Two wildland fires were fortunately extinguished Monday without injuring anyone or damaging any structures.
The first occurred in Chino Valley around 12:30 p.m.
A resident with a residential burn permit was burning some weeds at his home along S. Reed Road when the flames managed to creep into nearby dry grasses, said Central Arizona Fire and Medical Authority (CAFMA) Fire Marshal Rick Chase.
“It quickly spread to approximately five acres and burned on to three different properties,” Chase said.
In this case, the flames were in light grasses in an open field, so firefighters were able to contain the burn without further incident, Chase said.
While burn permits are free and can be obtained on CAFMA’s website, they do come with rules, Chase said.
Most importantly, a water source – such as a gardening hose – needs to be readily available when the burn is taking place. Additionally, no torches are allowed to be used for open burning and the brush must be in piles before being ignited. Only natural vegetation can be legally burned.
“If you’re not following the rules, that’s when police get involved and fines can be issued,” Chase said.
About an hour after the Chino Valley wildfire was called in, a grass fire was reported near Side Road on the north side of Prescott.

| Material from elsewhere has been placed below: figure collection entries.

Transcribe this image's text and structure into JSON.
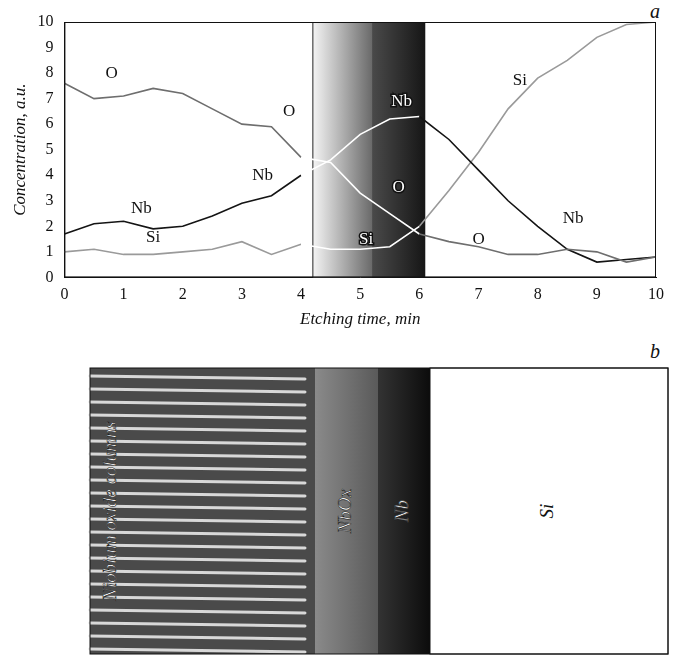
{
  "chart_data": {
    "panel": "a",
    "type": "line",
    "x_label": "Etching time, min",
    "y_label": "Concentration, a.u.",
    "x": [
      0,
      0.5,
      1,
      1.5,
      2,
      2.5,
      3,
      3.5,
      4,
      4.5,
      5,
      5.5,
      6,
      6.5,
      7,
      7.5,
      8,
      8.5,
      9,
      9.5,
      10
    ],
    "series": [
      {
        "name": "O",
        "color": "#6e6e6e",
        "values": [
          7.6,
          7.0,
          7.1,
          7.4,
          7.2,
          6.6,
          6.0,
          5.9,
          4.7,
          4.5,
          3.3,
          2.5,
          1.7,
          1.4,
          1.2,
          0.9,
          0.9,
          1.1,
          1.0,
          0.6,
          0.8
        ]
      },
      {
        "name": "Nb",
        "color": "#141414",
        "values": [
          1.7,
          2.1,
          2.2,
          1.9,
          2.0,
          2.4,
          2.9,
          3.2,
          4.0,
          4.6,
          5.6,
          6.2,
          6.3,
          5.4,
          4.2,
          3.0,
          2.0,
          1.1,
          0.6,
          0.7,
          0.8
        ]
      },
      {
        "name": "Si",
        "color": "#9a9a9a",
        "values": [
          1.0,
          1.1,
          0.9,
          0.9,
          1.0,
          1.1,
          1.4,
          0.9,
          1.3,
          1.1,
          1.1,
          1.2,
          2.0,
          3.4,
          4.9,
          6.6,
          7.8,
          8.5,
          9.4,
          9.9,
          10.0
        ]
      }
    ],
    "xlim": [
      0,
      10
    ],
    "xticks": [
      0,
      1,
      2,
      3,
      4,
      5,
      6,
      7,
      8,
      9,
      10
    ],
    "ylim": [
      0,
      10
    ],
    "yticks": [
      0,
      1,
      2,
      3,
      4,
      5,
      6,
      7,
      8,
      9,
      10
    ],
    "grid": false,
    "bands": [
      [
        4.2,
        5.2
      ],
      [
        5.2,
        6.1
      ]
    ],
    "annotations": [
      {
        "text": "O",
        "x": 0.8,
        "y": 8.0
      },
      {
        "text": "O",
        "x": 3.8,
        "y": 6.5
      },
      {
        "text": "O",
        "x": 5.65,
        "y": 3.5
      },
      {
        "text": "O",
        "x": 7.0,
        "y": 1.5
      },
      {
        "text": "Nb",
        "x": 1.3,
        "y": 2.7
      },
      {
        "text": "Nb",
        "x": 3.35,
        "y": 4.0
      },
      {
        "text": "Nb",
        "x": 5.7,
        "y": 6.9
      },
      {
        "text": "Nb",
        "x": 8.6,
        "y": 2.3
      },
      {
        "text": "Si",
        "x": 1.5,
        "y": 1.55
      },
      {
        "text": "Si",
        "x": 5.1,
        "y": 1.5
      },
      {
        "text": "Si",
        "x": 7.7,
        "y": 7.7
      }
    ]
  },
  "micrograph": {
    "panel": "b",
    "layers": [
      "Niobium oxide columns",
      "NbOx",
      "Nb",
      "Si"
    ]
  }
}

The caller said the fire was burning quickly and was within 20 feet of a structure, so the original single engine company response was upgraded to include an additional engine, a brush truck and a battalion chief, according to a Prescott Fire Department (PFD) news release.
Before any resources arrived, the welders that sparked the fire while building a fence were attempting to extinguish the fire with shovels and fire extinguishers until a neighbor with a water truck came by and assisted, the release said. The welders told fire officials that “they thought they had it out”, when the wind picked up and it “took off”.

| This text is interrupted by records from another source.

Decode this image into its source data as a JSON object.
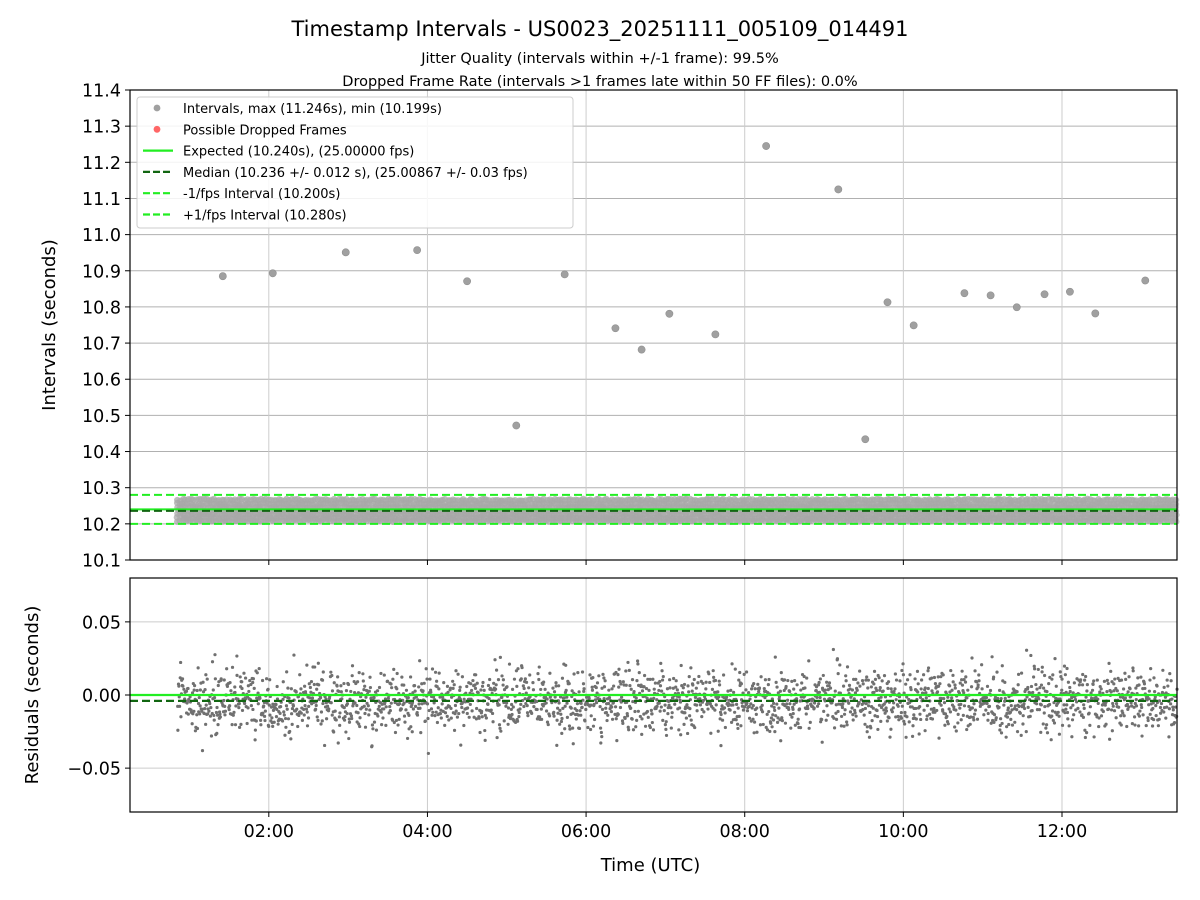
{
  "figure": {
    "title": "Timestamp Intervals - US0023_20251111_005109_014491",
    "subtitle1": "Jitter Quality (intervals within +/-1 frame): 99.5%",
    "subtitle2": "Dropped Frame Rate (intervals >1 frames late within 50 FF files): 0.0%"
  },
  "chart_data": [
    {
      "id": "intervals",
      "type": "scatter",
      "xlabel": "",
      "ylabel": "Intervals (seconds)",
      "xlim_hours": [
        0.25,
        13.45
      ],
      "ylim": [
        10.1,
        11.4
      ],
      "yticks": [
        10.1,
        10.2,
        10.3,
        10.4,
        10.5,
        10.6,
        10.7,
        10.8,
        10.9,
        11.0,
        11.1,
        11.2,
        11.3,
        11.4
      ],
      "ytick_labels": [
        "10.1",
        "10.2",
        "10.3",
        "10.4",
        "10.5",
        "10.6",
        "10.7",
        "10.8",
        "10.9",
        "11.0",
        "11.1",
        "11.2",
        "11.3",
        "11.4"
      ],
      "xticks_hours": [
        2,
        4,
        6,
        8,
        10,
        12
      ],
      "grid": true,
      "legend_position": "upper-left",
      "legend": [
        {
          "label": "Intervals, max (11.246s), min (10.199s)",
          "kind": "marker",
          "color": "#a0a0a0"
        },
        {
          "label": "Possible Dropped Frames",
          "kind": "marker",
          "color": "#ff6666"
        },
        {
          "label": "Expected (10.240s), (25.00000 fps)",
          "kind": "solid",
          "color": "#22ee22"
        },
        {
          "label": "Median (10.236 +/- 0.012 s), (25.00867 +/- 0.03 fps)",
          "kind": "dashed",
          "color": "#116611"
        },
        {
          "label": "-1/fps Interval (10.200s)",
          "kind": "dashed",
          "color": "#22ee22"
        },
        {
          "label": "+1/fps Interval (10.280s)",
          "kind": "dashed",
          "color": "#22ee22"
        }
      ],
      "reference_lines": [
        {
          "name": "expected",
          "y": 10.24,
          "style": "solid",
          "color": "#22ee22"
        },
        {
          "name": "median",
          "y": 10.236,
          "style": "dashed",
          "color": "#116611"
        },
        {
          "name": "minus-fps",
          "y": 10.2,
          "style": "dashed",
          "color": "#22ee22"
        },
        {
          "name": "plus-fps",
          "y": 10.28,
          "style": "dashed",
          "color": "#22ee22"
        }
      ],
      "bulk_band": {
        "x_start_hours": 0.85,
        "x_end_hours": 13.45,
        "y_center": 10.236,
        "y_spread": 0.025
      },
      "outliers": [
        {
          "x": 1.42,
          "y": 10.885
        },
        {
          "x": 2.05,
          "y": 10.893
        },
        {
          "x": 2.97,
          "y": 10.951
        },
        {
          "x": 3.87,
          "y": 10.957
        },
        {
          "x": 4.5,
          "y": 10.871
        },
        {
          "x": 5.12,
          "y": 10.472
        },
        {
          "x": 5.73,
          "y": 10.89
        },
        {
          "x": 6.37,
          "y": 10.741
        },
        {
          "x": 6.7,
          "y": 10.682
        },
        {
          "x": 7.05,
          "y": 10.781
        },
        {
          "x": 7.63,
          "y": 10.724
        },
        {
          "x": 8.27,
          "y": 11.245
        },
        {
          "x": 9.18,
          "y": 11.125
        },
        {
          "x": 9.52,
          "y": 10.434
        },
        {
          "x": 9.8,
          "y": 10.813
        },
        {
          "x": 10.13,
          "y": 10.749
        },
        {
          "x": 10.77,
          "y": 10.838
        },
        {
          "x": 11.1,
          "y": 10.832
        },
        {
          "x": 11.43,
          "y": 10.799
        },
        {
          "x": 11.78,
          "y": 10.835
        },
        {
          "x": 12.1,
          "y": 10.842
        },
        {
          "x": 12.42,
          "y": 10.782
        },
        {
          "x": 13.05,
          "y": 10.873
        }
      ]
    },
    {
      "id": "residuals",
      "type": "scatter",
      "xlabel": "Time (UTC)",
      "ylabel": "Residuals (seconds)",
      "xlim_hours": [
        0.25,
        13.45
      ],
      "ylim": [
        -0.08,
        0.08
      ],
      "yticks": [
        -0.05,
        0.0,
        0.05
      ],
      "ytick_labels": [
        "−0.05",
        "0.00",
        "0.05"
      ],
      "xticks_hours": [
        2,
        4,
        6,
        8,
        10,
        12
      ],
      "xtick_labels": [
        "02:00",
        "04:00",
        "06:00",
        "08:00",
        "10:00",
        "12:00"
      ],
      "grid": true,
      "reference_lines": [
        {
          "name": "expected-zero",
          "y": 0.0,
          "style": "solid",
          "color": "#22ee22"
        },
        {
          "name": "median-offset",
          "y": -0.004,
          "style": "dashed",
          "color": "#116611"
        }
      ],
      "point_cloud": {
        "x_start_hours": 0.85,
        "x_end_hours": 13.45,
        "count": 2400,
        "center": -0.004,
        "sigma": 0.011,
        "color": "#707070"
      }
    }
  ]
}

“We hear that often when investigation wildland fires,” said Don Devendorf, PFD Division Chief and Fire Marshal.
Luckily, the fire was relatively contained between a road, a driveway and an improved fence line.
“All those barriers, as well as the water truck, kept the fire manageable and small,” Devendorf said.

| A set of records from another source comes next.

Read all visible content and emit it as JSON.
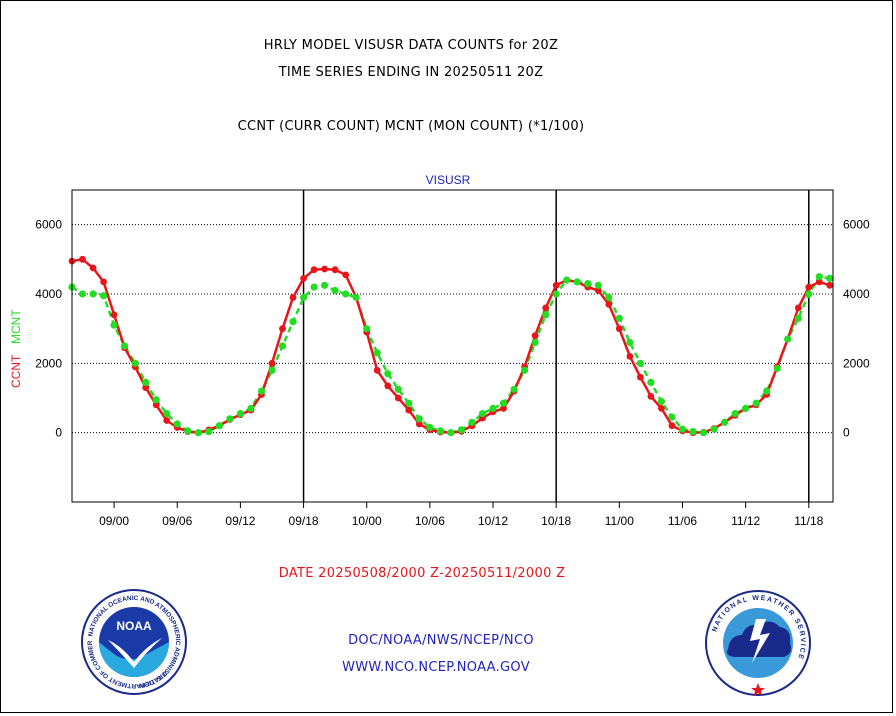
{
  "header": {
    "title_line1": "HRLY MODEL VISUSR DATA COUNTS for 20Z",
    "title_line2": "TIME SERIES ENDING IN 20250511 20Z",
    "subtitle": "CCNT (CURR COUNT) MCNT (MON COUNT) (*1/100)"
  },
  "footer": {
    "date_range": "DATE 20250508/2000 Z-20250511/2000 Z",
    "link1": "DOC/NOAA/NWS/NCEP/NCO",
    "link2": "WWW.NCO.NCEP.NOAA.GOV"
  },
  "logos": {
    "noaa_text": "NOAA",
    "noaa_ring": "NATIONAL OCEANIC AND ATMOSPHERIC ADMINISTRATION",
    "noaa_ring_bottom": "U.S. DEPARTMENT OF COMMERCE",
    "nws_ring": "NATIONAL WEATHER SERVICE"
  },
  "colors": {
    "ccnt": "#e8161b",
    "mcnt": "#22dd22",
    "blue_text": "#2222bb",
    "red_text": "#e8161b"
  },
  "chart_data": {
    "type": "line",
    "title": "VISUSR",
    "ylabel_left_ccnt": "CCNT",
    "ylabel_left_mcnt": "MCNT",
    "x_unit": "hour index from 20250508/2000 Z",
    "x_range": [
      0,
      72
    ],
    "ylim": [
      -2000,
      7000
    ],
    "yticks": [
      0,
      2000,
      4000,
      6000
    ],
    "xtick_labels": [
      {
        "hour": 4,
        "label": "09/00"
      },
      {
        "hour": 10,
        "label": "09/06"
      },
      {
        "hour": 16,
        "label": "09/12"
      },
      {
        "hour": 22,
        "label": "09/18"
      },
      {
        "hour": 28,
        "label": "10/00"
      },
      {
        "hour": 34,
        "label": "10/06"
      },
      {
        "hour": 40,
        "label": "10/12"
      },
      {
        "hour": 46,
        "label": "10/18"
      },
      {
        "hour": 52,
        "label": "11/00"
      },
      {
        "hour": 58,
        "label": "11/06"
      },
      {
        "hour": 64,
        "label": "11/12"
      },
      {
        "hour": 70,
        "label": "11/18"
      }
    ],
    "day_boundaries": [
      22,
      46,
      70
    ],
    "grid": "horizontal dotted",
    "series": [
      {
        "name": "CCNT",
        "values": [
          4950,
          5000,
          4750,
          4350,
          3400,
          2450,
          1900,
          1300,
          800,
          350,
          150,
          30,
          0,
          80,
          200,
          380,
          520,
          650,
          1100,
          2000,
          3000,
          3900,
          4450,
          4700,
          4720,
          4700,
          4550,
          3900,
          2900,
          1800,
          1350,
          1000,
          650,
          250,
          80,
          20,
          0,
          40,
          200,
          420,
          600,
          700,
          1200,
          1900,
          2800,
          3600,
          4250,
          4400,
          4350,
          4200,
          4100,
          3700,
          3000,
          2200,
          1600,
          1050,
          700,
          200,
          50,
          0,
          10,
          120,
          300,
          500,
          700,
          800,
          1100,
          1900,
          2700,
          3600,
          4200,
          4350,
          4250
        ]
      },
      {
        "name": "MCNT",
        "values": [
          4200,
          4000,
          4000,
          3950,
          3100,
          2500,
          2000,
          1450,
          950,
          550,
          250,
          50,
          0,
          30,
          200,
          400,
          550,
          700,
          1200,
          1800,
          2500,
          3200,
          3900,
          4200,
          4250,
          4100,
          4000,
          3900,
          3000,
          2300,
          1700,
          1250,
          850,
          400,
          150,
          50,
          0,
          80,
          300,
          550,
          700,
          850,
          1250,
          1800,
          2600,
          3400,
          4000,
          4400,
          4350,
          4300,
          4250,
          3900,
          3300,
          2600,
          2000,
          1450,
          900,
          450,
          100,
          30,
          0,
          100,
          300,
          550,
          700,
          850,
          1200,
          1850,
          2700,
          3300,
          4000,
          4500,
          4450
        ]
      }
    ]
  }
}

Unless the Prescott area begins to see quite a bit more precipitation in the coming weeks, then there is a good chance fire restrictions will go into effect early this year, Devendorf said. This would mean stage one fire restrictions starting sometime before Memorial Day – the normal date for the start of restrictions.
“Until then, know that grasses and brush are ready to burn,” he said. “Please be careful when introducing fire or sparks into the wildland area.”